Figure 5.

Paclitaxel enhances N2a tumor vascular leakiness and promotes propagation of oncolytic Sindbis vector after initial infection. On day 0, treatments of 1:1 mixture of RD-Sindbis/VEGF:RC-Sindbis/Fluc (0.5 mL, each has ~10⁷ particle/mL) were injected into tumor-bearing mice via the tail veins. We used 1:1 RD-Sindbis/LacZ:RC-Sindbis/Fluc mixture as a control. Persistent tumor luciferase activities indicate successful delivery, infection, and propagation within tumors. I.p. paclitaxel treatments (Taxol®, 16 mg/Kg or 48 mg/m² on day 1, 3 and 6, compared with maximum tolerated dose of 175 mg/m² in human) cause vascular insults and enhance tumor vascular leakiness.
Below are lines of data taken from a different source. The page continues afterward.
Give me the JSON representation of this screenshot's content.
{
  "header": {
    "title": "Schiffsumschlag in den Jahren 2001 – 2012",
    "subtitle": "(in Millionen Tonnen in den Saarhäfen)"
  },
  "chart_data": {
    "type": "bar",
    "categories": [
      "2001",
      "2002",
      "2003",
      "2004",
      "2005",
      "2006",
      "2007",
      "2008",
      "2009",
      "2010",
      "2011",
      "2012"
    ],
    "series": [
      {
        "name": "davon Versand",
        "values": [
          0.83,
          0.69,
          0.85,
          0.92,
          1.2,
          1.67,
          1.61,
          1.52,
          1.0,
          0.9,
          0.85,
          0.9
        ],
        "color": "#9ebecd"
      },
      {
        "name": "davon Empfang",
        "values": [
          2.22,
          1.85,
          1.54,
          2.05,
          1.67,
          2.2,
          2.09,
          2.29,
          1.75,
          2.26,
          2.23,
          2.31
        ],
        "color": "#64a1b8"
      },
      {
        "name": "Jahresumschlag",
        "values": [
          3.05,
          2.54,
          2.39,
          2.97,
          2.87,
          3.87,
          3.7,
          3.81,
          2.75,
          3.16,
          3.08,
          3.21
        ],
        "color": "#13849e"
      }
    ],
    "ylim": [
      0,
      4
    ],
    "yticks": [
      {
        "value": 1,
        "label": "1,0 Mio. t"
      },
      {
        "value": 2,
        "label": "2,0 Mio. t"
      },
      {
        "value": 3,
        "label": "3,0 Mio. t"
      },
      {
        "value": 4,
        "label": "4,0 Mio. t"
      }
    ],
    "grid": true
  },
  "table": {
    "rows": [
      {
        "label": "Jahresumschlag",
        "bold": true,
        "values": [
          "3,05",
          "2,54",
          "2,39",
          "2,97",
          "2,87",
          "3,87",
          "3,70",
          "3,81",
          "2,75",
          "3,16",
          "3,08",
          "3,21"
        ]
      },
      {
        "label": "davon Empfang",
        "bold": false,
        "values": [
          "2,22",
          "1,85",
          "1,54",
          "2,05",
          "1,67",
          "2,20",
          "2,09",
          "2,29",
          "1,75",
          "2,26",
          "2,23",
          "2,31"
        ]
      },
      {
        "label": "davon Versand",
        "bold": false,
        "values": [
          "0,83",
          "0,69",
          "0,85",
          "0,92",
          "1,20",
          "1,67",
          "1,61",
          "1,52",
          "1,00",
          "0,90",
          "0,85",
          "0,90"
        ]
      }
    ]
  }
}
AngioSense 750 (0.66 nmol) was i.v. injected on day 1 and its retention kinetics was monitored on day 1, 2, 3 and 6. (a) AngioSense imaging on day 3. (b) AngioSense retention kinetics and two-way ANOVA analysis of indicated treatment pairs. (c) AngioSense retention signals in tumors on day 6 and t-test analysis. (d) The enhanced vascular leakiness further synergizes with RD-Sindbis/VEGF and promotes oncolytic replication of RC-Sindbis/Fluc vector in tumors. (e) Quantitative presentation of luciferase signals in tumors. (f) Relative growth curves and two-way ANOVA analysis.